Cet article fait partie des archives en ligne du HuffPost Québec, qui a fermé ses portes en 2021.

Et si les femmes sortaient « triomphantes » de leur accouchement?

Harcèlement sexuel, inégalités, violences... les femmes prennent de plus en plus la parole.
staticnak1983 via Getty Images
Et si les femmes sortaient
staticnak1983 via Getty Images

Harcèlement sexuel, inégalités, violences... les femmes prennent de plus en plus la parole et dénoncent des situations vécues au quotidien. La question des violences obstétricales est notamment au cœur du débat. Ces dernières années, les voix s'élèvent contre ces gestes et actes gynécologiques déviants.

Le concept a été mis sur le devant de la scène en France fin juillet 2017 quand Marlène Schiappa, Secrétaire d'État chargée de l'Égalité entre les femmes et les hommes, a annoncé avoir commandé un rapport au Haut Conseil à l'égalité sur le sujet. En septembre 2017, un livre coup de poing "Le livre noir de la gynécologie" de Mélanie Déchalotte ravivait le débat.

Marie-Hélène Lahaye, juriste militante pour un accouchement respectueux des femmes et à l'origine du blog hébergé sur Le Monde "Marie accouche là", marque un nouveau tournant.

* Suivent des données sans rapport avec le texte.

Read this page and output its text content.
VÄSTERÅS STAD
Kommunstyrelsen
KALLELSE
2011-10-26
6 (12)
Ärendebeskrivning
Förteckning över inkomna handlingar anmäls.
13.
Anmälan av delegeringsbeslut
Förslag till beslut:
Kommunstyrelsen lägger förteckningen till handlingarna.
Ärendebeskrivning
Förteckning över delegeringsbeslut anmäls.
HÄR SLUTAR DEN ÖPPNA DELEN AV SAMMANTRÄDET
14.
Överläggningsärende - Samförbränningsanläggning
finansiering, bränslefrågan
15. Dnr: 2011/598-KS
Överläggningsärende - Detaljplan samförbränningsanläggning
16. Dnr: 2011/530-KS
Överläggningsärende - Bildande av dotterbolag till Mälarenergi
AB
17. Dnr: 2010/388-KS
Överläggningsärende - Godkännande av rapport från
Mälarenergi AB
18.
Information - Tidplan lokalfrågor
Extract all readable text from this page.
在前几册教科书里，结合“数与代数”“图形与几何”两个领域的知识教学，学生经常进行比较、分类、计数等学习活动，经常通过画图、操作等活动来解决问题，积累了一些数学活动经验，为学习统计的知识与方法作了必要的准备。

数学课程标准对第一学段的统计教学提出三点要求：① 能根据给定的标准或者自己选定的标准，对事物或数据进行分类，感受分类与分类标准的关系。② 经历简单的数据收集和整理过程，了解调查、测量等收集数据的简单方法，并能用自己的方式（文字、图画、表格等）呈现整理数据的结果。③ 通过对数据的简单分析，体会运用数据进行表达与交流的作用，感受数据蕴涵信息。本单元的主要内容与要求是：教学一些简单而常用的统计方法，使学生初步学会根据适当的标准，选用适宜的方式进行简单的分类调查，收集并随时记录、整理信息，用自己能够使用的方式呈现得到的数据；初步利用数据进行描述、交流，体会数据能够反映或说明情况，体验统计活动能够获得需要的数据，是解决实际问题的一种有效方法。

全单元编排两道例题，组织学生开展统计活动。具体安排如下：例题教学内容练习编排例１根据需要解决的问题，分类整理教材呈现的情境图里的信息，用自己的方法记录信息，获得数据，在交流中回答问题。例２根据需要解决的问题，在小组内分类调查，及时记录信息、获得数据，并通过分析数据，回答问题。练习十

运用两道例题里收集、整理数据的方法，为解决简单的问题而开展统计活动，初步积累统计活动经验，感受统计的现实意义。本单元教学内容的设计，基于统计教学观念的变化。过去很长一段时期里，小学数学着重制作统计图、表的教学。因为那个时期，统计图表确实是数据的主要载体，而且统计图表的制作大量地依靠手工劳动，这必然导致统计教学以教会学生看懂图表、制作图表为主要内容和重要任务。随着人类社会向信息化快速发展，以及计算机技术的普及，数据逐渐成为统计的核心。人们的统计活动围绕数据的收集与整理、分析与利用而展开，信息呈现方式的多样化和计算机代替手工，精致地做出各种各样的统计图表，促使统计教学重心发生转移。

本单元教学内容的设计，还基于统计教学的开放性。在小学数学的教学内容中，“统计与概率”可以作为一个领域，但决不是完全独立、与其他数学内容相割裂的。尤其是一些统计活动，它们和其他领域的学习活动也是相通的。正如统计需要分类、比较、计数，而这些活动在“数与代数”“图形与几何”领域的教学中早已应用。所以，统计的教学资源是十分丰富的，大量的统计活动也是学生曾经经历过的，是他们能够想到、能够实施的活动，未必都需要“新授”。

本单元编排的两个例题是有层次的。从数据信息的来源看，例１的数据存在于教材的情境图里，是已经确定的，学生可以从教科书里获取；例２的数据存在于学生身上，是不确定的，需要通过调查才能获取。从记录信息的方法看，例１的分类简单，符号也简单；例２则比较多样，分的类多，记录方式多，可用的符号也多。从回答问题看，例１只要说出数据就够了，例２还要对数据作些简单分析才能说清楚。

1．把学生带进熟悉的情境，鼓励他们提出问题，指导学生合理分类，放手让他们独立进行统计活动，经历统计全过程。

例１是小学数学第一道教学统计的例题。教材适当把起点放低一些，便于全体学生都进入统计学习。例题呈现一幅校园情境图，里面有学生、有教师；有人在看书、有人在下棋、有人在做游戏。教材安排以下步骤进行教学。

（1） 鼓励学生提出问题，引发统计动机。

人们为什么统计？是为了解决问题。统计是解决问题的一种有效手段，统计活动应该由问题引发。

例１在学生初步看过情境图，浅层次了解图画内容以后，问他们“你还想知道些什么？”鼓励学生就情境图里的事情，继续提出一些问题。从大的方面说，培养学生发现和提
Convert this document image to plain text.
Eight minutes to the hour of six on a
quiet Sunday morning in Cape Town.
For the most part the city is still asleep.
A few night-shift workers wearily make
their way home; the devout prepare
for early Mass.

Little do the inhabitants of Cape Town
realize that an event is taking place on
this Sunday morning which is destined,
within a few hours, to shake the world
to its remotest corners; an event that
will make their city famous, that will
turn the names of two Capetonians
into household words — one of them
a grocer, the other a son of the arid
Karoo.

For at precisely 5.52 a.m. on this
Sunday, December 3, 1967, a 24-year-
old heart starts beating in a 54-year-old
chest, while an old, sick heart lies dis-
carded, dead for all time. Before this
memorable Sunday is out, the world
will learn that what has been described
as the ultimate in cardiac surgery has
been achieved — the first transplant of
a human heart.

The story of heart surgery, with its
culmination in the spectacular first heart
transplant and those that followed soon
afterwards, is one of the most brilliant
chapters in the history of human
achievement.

Dans son ouvrage "Accouchement, les femmes méritent mieux", à paraître ce jeudi 4 janvier aux éditions Michalon, elle parle de ces violences physiques et psychologiques subies durant l'accouchement et entend encourager les femmes à redevenir maîtresses de leur corps.

Cette lecture invite à repenser totalement notre vision de l'enfantement. Et si nous ne voyions plus l'accouchement comme un moment de souffrance intense et de complications mais plutôt comme celui au cours duquel la femme reprend pleinement possession de son corps? Et si les femmes sortaient "triomphantes" de cette expérience qui leur "échappe" et les "meurtrit"?

"L'injonction à l'immobilité"

Marie-Hélène Lahaye s'estime chanceuse car elle a vécu un accouchement "respecté". "Nous n'étions que trois dans la salle nature d'une clinique (...): moi-même dans le rôle principal, mon compagnon m'apportant soutien émotionnel et massages apaisants, et ma sage-femme à la fois discrète et complice", raconte cette dernière.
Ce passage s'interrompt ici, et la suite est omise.